A primeira edição de O Livro dos Espíritos é de 1857, com uma Introdução, 501 questões numeradas, mais o Epílogo. Já a segunda edição, de 1860, conforme anotou Allan Kardec, em Aviso introdutório, é uma reimpressão que pode ser considerada obra nova, contando com a Introdução, 1019 questões numeradas e uma Conclusão. Em 1858, Kardec publicou uma Instrução Prática Sobre as Manifestações Espíritas, edição preliminar ao O Livro dos Médiuns ou Guia dos Médiuns e dos Evocadores, de 1861. Em 1859, publicou O que é o Espiritismo. Tendo editado a Imitação do Evangelho Segundo o Espiritismo somente em 1864, a sua terceira edição definitiva em 1865, completamente refundida, tomou novo título: O Evangelho Segundo o Espiritismo. Assim, O que é o Espiritismo, em nova edição, em julho de 1865, passou de 100 para 200 páginas. Também em 1865, veio a lume O Céu e o Inferno ou A Justiça Divina Segundo o Espiritismo. Em 1868, Allan Kardec publicou A Gênese, os Milagres e as Predições Segundo o Espiritismo.
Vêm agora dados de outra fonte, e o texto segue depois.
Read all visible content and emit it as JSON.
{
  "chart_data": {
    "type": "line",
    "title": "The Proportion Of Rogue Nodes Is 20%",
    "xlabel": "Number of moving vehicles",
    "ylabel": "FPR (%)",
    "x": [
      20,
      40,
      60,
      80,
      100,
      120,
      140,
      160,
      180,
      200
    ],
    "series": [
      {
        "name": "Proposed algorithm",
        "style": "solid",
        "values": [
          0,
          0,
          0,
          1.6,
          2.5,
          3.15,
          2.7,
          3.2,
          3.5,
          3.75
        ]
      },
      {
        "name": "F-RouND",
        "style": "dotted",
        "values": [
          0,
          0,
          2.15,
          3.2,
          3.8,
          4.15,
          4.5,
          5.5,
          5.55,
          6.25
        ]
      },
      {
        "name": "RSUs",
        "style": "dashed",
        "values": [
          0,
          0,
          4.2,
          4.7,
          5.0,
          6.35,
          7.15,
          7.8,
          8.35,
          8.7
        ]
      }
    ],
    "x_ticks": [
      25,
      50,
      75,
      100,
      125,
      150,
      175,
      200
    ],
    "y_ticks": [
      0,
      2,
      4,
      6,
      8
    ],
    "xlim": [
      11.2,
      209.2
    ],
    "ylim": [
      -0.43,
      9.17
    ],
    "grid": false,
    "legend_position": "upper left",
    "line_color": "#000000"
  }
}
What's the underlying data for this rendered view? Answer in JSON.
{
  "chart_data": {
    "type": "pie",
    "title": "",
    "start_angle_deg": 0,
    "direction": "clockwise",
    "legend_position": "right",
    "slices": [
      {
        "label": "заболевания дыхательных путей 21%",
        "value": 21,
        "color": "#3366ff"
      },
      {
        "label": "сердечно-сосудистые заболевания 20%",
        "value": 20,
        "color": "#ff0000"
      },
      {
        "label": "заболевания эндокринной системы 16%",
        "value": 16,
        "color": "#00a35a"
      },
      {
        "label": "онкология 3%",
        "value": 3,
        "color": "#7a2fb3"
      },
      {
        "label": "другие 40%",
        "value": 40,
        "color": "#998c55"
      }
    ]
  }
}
O acompanhamento dessa sequência de publicações revela bem o significado da palavra “espiritismo”, um neologismo kardeciano. Tratou-se de designar com ela o estudo das relações dos espíritos – enquanto entidades identificáveis, conosco, enquanto pessoas (espíritos reencarnados), através dos médiuns. Com esta base, também se deu curso ao estudo sobre a origem, a natureza e o destino dos Espíritos, com fundamento em suas próprias revelações. Logo, o Espiritismo é uma ciência da mediunidade e dos Espíritos, um novo campo do conhecimento humano, a partir de evidências observadas experimentalmente e de explicações autênticas, por se tratar de fenômenos inteligentes, abrindo, embora, um portal para a recompreensão filosófica e religiosa do universo, da vida e da cultura.
O Livro dos Espíritos, entretanto, antecede ao O Livro dos Médiuns. Naquele, a palavra “espiritismo” já conjuga à teoria da mediunidade, ainda não explicitada, a filosofia espírita, assim designada porque decorre das ideias contidas nas respostas que os Espíritos deram sobre diversas questões relacionadas à existência humana, na perspectiva da imortalidade da alma. Com o O Livro dos Médiuns (1861) firma-se uma metodologia que permite fazer a diferença entre mediunismo e mediunidade, conceito este em que se incorpora ao fenômeno objetivo um ingrediente de subjetividade ou de moral.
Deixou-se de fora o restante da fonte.